Historians of the post–Civil War period—aka Reconstruction—have been chary of studying the military’s role, in large part because Southern apologists have used it to claim themselves the victims of an overzealous federal government. …
Congress had to impose martial law in order for blacks to gain basic freedoms. If military officers sometimes vacated racist local laws, if they removed ruthless sheriffs and judges, if they tried white supremacists in unfair military tribunals—all of which they did—they did so for necessary ends. Equality would come to the South no other way.
But as with other American occupations, they got fed up and went home, leaving the place to fester.
Similar campaigns of terror occurred wherever and whenever the military left. In Georgia, Congress briefly pulled back the military after its first biracial elections in 1868. The result? Elected white officials refused to sit their elected black colleagues while 400 white vigilantes massacred 20 black men for marching in a political parade. Throughout the South, whites immediately voted black and white Republicans out of office, electing dozens of klansmen in their place.

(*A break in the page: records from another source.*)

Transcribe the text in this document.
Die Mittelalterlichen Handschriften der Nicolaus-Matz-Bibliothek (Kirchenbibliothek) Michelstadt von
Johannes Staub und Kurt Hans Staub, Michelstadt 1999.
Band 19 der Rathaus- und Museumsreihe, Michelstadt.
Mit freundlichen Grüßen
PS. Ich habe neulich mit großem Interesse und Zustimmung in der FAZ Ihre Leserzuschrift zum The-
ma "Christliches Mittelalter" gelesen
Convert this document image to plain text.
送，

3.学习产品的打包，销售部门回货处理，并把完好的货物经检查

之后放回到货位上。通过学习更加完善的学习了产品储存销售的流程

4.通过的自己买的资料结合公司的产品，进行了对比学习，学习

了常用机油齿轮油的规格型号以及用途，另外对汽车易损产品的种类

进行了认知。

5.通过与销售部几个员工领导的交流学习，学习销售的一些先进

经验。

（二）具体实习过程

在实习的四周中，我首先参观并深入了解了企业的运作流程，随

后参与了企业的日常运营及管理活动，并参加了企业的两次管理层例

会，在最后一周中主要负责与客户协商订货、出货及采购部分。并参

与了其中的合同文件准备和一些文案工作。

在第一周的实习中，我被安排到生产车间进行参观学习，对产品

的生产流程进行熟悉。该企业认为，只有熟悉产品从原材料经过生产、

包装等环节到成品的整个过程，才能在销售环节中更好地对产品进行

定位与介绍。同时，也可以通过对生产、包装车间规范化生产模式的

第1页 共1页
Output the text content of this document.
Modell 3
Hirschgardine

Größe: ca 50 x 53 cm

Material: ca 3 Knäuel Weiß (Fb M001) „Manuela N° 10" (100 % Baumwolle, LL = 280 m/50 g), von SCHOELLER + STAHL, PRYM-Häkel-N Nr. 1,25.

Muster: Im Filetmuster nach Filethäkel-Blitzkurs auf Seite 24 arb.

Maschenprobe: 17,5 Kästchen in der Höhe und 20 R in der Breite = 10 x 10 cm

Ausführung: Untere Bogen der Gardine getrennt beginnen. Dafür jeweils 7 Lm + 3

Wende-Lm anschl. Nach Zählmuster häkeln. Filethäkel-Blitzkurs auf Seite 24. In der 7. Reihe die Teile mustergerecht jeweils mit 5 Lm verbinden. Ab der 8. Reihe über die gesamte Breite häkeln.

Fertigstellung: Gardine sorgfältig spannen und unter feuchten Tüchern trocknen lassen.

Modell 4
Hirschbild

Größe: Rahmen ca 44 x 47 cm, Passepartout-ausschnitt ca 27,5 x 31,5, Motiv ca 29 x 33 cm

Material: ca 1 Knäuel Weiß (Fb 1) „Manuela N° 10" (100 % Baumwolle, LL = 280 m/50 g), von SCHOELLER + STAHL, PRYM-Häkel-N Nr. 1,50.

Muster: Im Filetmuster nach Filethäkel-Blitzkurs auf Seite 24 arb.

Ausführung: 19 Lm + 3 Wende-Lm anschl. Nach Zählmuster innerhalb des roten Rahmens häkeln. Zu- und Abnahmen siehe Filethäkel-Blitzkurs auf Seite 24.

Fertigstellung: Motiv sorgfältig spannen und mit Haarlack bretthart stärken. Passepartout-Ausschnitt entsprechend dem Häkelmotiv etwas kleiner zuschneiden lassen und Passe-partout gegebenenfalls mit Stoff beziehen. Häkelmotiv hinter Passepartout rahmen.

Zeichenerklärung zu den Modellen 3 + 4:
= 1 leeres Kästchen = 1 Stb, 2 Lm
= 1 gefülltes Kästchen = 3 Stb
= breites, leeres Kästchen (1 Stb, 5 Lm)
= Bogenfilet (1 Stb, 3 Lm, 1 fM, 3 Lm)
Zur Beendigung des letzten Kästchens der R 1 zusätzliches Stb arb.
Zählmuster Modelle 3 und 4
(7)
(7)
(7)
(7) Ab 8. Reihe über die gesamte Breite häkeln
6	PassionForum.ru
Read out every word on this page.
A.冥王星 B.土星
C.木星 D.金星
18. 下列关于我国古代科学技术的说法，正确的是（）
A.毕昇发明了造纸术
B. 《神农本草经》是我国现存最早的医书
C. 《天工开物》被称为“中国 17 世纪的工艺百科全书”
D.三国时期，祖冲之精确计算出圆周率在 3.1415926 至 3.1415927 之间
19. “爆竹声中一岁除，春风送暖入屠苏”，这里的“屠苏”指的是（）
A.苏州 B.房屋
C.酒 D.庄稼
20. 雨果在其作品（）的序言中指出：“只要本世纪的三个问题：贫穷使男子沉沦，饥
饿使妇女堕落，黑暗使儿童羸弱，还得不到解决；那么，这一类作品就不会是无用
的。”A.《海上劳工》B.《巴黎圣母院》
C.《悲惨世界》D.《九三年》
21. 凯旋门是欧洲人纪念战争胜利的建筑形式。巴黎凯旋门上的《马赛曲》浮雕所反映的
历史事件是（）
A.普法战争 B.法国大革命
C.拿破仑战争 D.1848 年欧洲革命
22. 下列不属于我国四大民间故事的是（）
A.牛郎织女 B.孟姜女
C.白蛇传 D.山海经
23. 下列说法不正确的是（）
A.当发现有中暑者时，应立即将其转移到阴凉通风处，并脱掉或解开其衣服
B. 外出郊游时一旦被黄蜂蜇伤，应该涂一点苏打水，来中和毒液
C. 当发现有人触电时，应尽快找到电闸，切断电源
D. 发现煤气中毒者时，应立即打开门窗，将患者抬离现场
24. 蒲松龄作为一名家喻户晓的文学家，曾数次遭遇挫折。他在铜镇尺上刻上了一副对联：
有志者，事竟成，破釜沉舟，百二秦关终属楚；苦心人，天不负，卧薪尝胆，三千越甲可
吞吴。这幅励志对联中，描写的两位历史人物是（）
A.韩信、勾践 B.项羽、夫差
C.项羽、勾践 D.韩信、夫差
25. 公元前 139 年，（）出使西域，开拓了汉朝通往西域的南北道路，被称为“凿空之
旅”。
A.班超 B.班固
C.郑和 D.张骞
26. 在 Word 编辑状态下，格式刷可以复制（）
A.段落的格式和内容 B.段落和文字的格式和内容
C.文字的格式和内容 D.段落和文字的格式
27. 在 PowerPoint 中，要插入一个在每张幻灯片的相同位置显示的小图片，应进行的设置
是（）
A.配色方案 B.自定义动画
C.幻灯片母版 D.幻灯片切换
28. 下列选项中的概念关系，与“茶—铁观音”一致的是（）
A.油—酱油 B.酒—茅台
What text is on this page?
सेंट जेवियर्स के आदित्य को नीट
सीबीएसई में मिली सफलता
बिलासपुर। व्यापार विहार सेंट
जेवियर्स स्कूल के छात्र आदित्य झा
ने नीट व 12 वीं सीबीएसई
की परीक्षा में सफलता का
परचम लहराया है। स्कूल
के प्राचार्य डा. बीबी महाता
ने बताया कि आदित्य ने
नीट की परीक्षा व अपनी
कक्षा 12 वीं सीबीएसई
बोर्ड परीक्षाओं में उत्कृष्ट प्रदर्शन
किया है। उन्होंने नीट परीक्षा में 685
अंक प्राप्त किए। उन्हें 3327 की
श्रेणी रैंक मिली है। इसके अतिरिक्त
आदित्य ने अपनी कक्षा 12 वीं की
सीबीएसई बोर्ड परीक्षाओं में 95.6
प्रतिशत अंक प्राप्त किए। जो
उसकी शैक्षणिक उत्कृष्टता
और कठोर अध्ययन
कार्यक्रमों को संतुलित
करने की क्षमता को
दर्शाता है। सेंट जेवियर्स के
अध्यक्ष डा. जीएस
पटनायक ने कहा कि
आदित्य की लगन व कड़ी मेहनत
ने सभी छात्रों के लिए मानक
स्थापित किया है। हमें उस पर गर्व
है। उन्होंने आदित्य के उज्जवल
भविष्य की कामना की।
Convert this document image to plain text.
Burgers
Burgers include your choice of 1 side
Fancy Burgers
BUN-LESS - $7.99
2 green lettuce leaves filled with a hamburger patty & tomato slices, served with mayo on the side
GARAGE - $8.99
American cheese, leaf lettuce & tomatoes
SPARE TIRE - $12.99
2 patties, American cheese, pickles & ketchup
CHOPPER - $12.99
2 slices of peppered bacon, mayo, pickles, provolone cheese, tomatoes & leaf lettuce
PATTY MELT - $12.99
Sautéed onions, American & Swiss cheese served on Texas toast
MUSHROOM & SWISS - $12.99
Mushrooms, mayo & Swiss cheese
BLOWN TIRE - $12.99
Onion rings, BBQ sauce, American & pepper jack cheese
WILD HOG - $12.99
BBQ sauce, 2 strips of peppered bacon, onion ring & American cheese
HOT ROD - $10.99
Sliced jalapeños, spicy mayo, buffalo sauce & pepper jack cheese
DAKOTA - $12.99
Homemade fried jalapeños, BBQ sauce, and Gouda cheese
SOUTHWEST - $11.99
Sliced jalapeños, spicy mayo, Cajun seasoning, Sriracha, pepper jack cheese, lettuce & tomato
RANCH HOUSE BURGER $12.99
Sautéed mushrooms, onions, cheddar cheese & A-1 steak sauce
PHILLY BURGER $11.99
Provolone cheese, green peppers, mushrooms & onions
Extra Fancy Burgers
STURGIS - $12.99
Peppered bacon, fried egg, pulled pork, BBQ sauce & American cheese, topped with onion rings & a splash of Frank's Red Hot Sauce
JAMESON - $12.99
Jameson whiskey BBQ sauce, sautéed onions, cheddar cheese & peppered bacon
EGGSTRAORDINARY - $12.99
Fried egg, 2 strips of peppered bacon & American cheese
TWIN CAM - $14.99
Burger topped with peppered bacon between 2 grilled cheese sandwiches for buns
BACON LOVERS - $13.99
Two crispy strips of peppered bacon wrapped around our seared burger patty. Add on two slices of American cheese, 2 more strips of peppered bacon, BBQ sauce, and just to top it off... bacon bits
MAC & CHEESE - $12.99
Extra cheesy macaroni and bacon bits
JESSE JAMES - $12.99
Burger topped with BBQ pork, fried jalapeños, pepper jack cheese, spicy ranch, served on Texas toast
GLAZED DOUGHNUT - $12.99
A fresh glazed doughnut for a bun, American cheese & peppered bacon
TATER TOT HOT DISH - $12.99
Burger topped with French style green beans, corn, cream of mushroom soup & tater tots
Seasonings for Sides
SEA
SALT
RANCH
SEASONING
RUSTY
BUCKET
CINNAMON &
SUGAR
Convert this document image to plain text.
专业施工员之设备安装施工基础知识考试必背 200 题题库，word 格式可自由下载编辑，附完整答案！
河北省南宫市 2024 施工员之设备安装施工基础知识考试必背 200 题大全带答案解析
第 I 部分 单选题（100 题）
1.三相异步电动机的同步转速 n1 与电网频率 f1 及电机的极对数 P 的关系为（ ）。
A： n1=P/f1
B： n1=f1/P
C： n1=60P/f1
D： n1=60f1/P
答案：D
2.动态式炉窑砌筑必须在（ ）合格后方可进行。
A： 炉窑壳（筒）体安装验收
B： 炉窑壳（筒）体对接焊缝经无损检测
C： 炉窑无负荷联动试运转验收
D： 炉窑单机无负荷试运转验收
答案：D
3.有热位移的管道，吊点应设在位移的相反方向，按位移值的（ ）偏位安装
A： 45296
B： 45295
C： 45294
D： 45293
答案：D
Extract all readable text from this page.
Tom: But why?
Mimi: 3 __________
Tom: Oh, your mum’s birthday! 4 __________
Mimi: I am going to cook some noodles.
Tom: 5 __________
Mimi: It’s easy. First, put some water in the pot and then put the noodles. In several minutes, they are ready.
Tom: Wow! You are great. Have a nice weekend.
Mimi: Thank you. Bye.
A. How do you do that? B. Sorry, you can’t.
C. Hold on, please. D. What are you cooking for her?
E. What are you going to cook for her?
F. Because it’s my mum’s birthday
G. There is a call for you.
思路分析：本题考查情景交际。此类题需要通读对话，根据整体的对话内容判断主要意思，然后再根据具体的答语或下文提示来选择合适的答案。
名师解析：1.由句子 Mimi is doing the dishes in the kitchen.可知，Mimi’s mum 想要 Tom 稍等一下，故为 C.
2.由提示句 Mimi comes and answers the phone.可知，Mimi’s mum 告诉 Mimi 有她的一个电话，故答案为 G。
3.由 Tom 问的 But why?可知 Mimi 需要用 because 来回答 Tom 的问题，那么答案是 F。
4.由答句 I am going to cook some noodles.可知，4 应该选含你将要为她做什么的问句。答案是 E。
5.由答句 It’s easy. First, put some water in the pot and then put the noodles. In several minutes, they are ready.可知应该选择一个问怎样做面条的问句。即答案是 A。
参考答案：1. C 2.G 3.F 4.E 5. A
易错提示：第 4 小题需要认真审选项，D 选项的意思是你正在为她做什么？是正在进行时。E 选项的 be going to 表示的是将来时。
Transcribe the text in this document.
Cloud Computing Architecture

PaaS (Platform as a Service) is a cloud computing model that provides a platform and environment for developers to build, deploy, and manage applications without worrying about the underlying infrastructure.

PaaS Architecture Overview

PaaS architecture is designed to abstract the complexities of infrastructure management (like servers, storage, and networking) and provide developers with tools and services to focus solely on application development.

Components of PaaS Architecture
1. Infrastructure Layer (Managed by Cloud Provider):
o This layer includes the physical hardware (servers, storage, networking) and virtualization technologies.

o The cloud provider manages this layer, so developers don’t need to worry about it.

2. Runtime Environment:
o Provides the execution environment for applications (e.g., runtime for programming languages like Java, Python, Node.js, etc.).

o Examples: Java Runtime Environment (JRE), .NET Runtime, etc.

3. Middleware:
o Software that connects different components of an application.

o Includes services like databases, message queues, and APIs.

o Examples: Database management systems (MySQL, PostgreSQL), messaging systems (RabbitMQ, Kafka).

Democracy when it came, would be through the blacks themselves and their Civil Rights movement a century later. So the last time I saw the Confederate version of the St Andrews Cross was in the film Selma, where it was waved by a lot of thugs at the Civil Rights activists marching to Montgomery.
On the 150th anniversary the song The Night they drove old Dixie down went on to Facebook, and for its 5 minutes I could think “tragedy” instead of “well-deserved thrashing. “
In the way of a good ballad it tells as much in its three verses as a novel would do in 300 pages, of the displaced Southerner Virgil Caine. Stoneman’s cavalry tears up the railway tracks – well, this was the first railroad war. Virgil Caine goes back to chopping wood and working the land – the rural south vs the industrialised north. The proud and brave older brother in his grave by eighteen haunts like the thousands images we see of the young soldiers in this much photographed war. When I read Edmund Wilson’s great anthology of Civil War writings, Patriotic Gore, the good grammatical plain English and excellent hand-writing of ordinary people in the nineteenth century as well as of generals like Sherman and Grant were familiar. Those Anglos in a plantation colony are recognisable kin.
What I know of this war is through my heart and mind but Americans must feel it in their blood and bones. What do they make of it? Or has it become something like the Napoleonic Wars – interesting, but distant and unfelt. It nearly half a century since The Band sang that song in The Last Waltz.
Gene adds: I took this photo this morning about a mile-and-a-half from where I live in Lexington Virginia:
Lexington is the burial location of Robert E. Lee and Stonewall Jackson. Lee is buried in a chapel at Washington and Lee University, where he served as president after the war and where my niece is now a professor.
Lexington is a largely liberal and Democratic town surrounded by much more conservative and Republican rural areas. A few years ago the city council voted to allow the display only of the United States and Commonwealth of Virginia flags, effectively banning the display of Confederate flags on city property and causing outrage among groups such as the Sons of Confederate Veterans.
More recently the removal of a Confederate flag from the Lee Chapel caused another brouhaha.
Living in Lexington is a constant reminder of William Faulkner’s truism: “The past is never dead. It’s not even past.”